Fannie May and Freddie Mac - The Zombie Lie
You begin with a hypothesis that has a certain surface plausibility. You find an ally whose background suggests that he’s an “expert”; out of thin air, he devises “data.” You write articles in sympathetic publications, repeating the data endlessly; in time, some of these publications make your cause their own. Like-minded congressmen pick up your mantra and invite you to testify at hearings.
You’re chosen for an investigative panel related to your topic. When other panel members, after inspecting your evidence, reject your thesis, you claim that they did so for ideological reasons. This, too, is repeated by your allies. Soon, the echo chamber you created drowns out dissenting views; even presidential candidates begin repeating the Big Lie.
Thus has Peter Wallison, a resident scholar at the American Enterprise Institute, and a former member of the Financial Crisis Inquiry Commission, almost single-handedly created the myth that Fannie Mae and Freddie Mac caused the financial crisis. His partner in crime is another A.E.I. scholar, Edward Pinto, who a very long time ago was Fannie’s chief credit officer. Pinto claims that as of June 2008, 27 million “risky” mortgages had been issued — “and a lion’s share was on Fannie and Freddie’s books,” as Wallison wrote recently. Never mind that his definition of “risky” is so all-encompassing that it includes mortgages with extremely low default rates as well as those with default rates nearing 30 percent. These latter mortgages were the ones created by the unholy alliance between subprime lenders and Wall Street. Pinto’s numbers are the Big Lie’s primary data point.
Allies? Start with Congressional Republicans, who have vowed to eliminate Fannie and Freddie — because, after all, they caused the crisis! Throw in The Wall Street Journal’s editorial page, which, on Wednesday, published one of Wallison’s many articles repeating the Big Lie. It was followed on Thursday by an editorial in The Journal making essentially the same point. Repetition is all-important to spreading a Big Lie.
In Wallison’s article, he claimed that the charges brought by the Securities and Exchange Commission against six former Fannie and Freddie executives last week prove him right. This is another favorite tactic: He takes a victory lap whenever events cast Fannie and Freddie in a bad light. Rarely, however, has his intellectual dishonesty been on such vivid display. In fact, what the S.E.C.’s allegations show is that the Big Lie is, well, a lie.
Central to Wallison’s argument is that the government’s effort to encourage homeownership among low- and moderate-income Americans is what led to the crisis. Fannie and Freddie, which were required by law to meet certain “affordable housing mandates,” were the primary instruments of that government policy; their need to meet those mandates, says Wallison, is what caused them to dive so heavily into those “risky” mortgages. And because they were powerful forces in the housing market, their entry into subprime dragged along the rest of the mortgage industry.
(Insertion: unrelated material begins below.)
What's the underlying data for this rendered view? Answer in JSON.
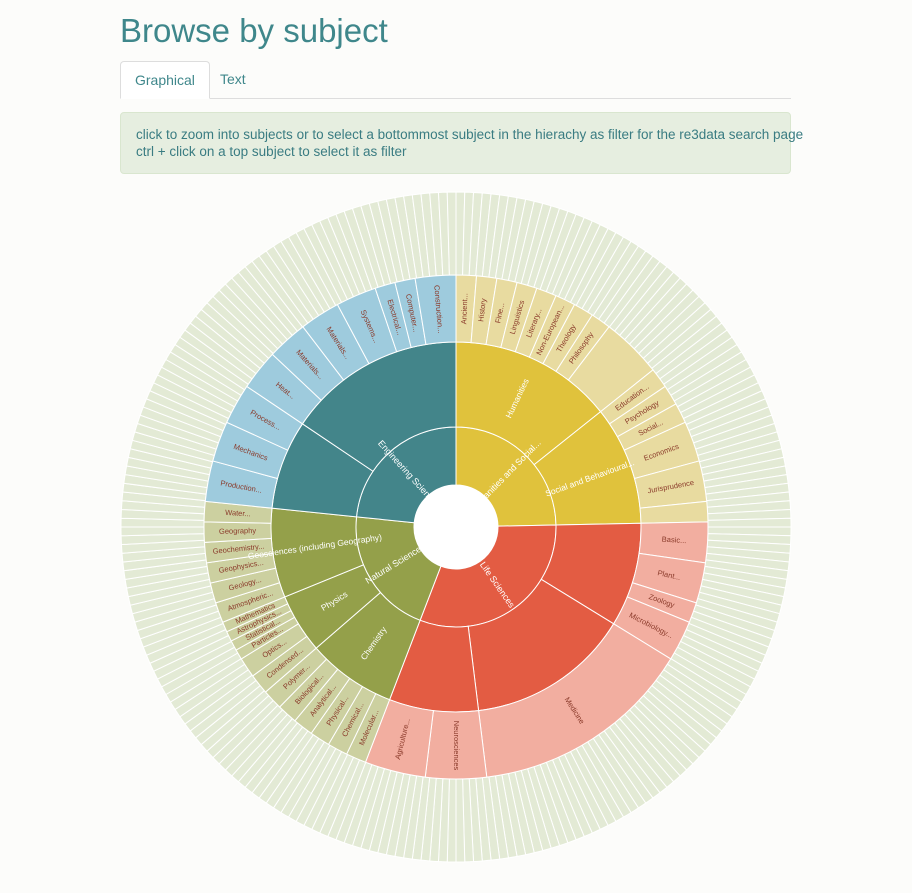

But the S.E.C. complaint makes almost no mention of affordable housing mandates. Instead, it charges that the executives were motivated to begin buying subprime mortgages — belatedly, contrary to the Big Lie — because they were trying to reclaim lost market share, and thus maximize their bonuses.
As Karen Petrou, a well-regarded bank analyst, puts it: “The S.E.C.’s facts paint a picture in which it wasn’t high-minded government mandates that did [Fannie and Freddie] wrong, but rather the monomaniacal focus of top management on market share.” As I wrote on Tuesday, Fannie and Freddie, rather than leading the housing industry astray, got into riskier mortgages only after the horse was out of the barn.
Fannie and Freddie have been guilty of some accounting shenanigans, but that is hardly the same thing as being responsible for the financial collapse or Great Recession. There is one big problem with the rabid Right's big lie about Fannie and Freddie, they did not and do not make loans directly to borrowers. They buy loans from banks. Let's stop and think about some logic and facts. Freddie and Fannie bought laons from banks, but only if they meant Freddie and Fannie criteria - and sub-prime loans did not meet that criteria. Another logical point. If Fannie and Freddie caused the meltdown how come none of the big banks are calling for Fannie and Freddie to be punished or dome away with? Because Freddie and Fannie still provide a valuable service to banks. They buy loans that free up capital so the banks can make more loans. For some charts and other FACTS about the right-wing Zombie lie see here. This lie is important to the wacky far Right for one reason - they want to shift blame away from private enterprise-private banks. Which brings up another problem with the Big Lie - Freddie and Fannie are privately owned and private individuals can invest in them. They have corporate officers just like any corporation. Stop buying right-wing lies America. Just as conservatives lied about WMD in Iraq, they're lying about what caused the Great Recession. I know it is hard to believe that a political movement composed of your neighbors and friends who constantly talk about values and patriotism are betraying the country, but they have and they are.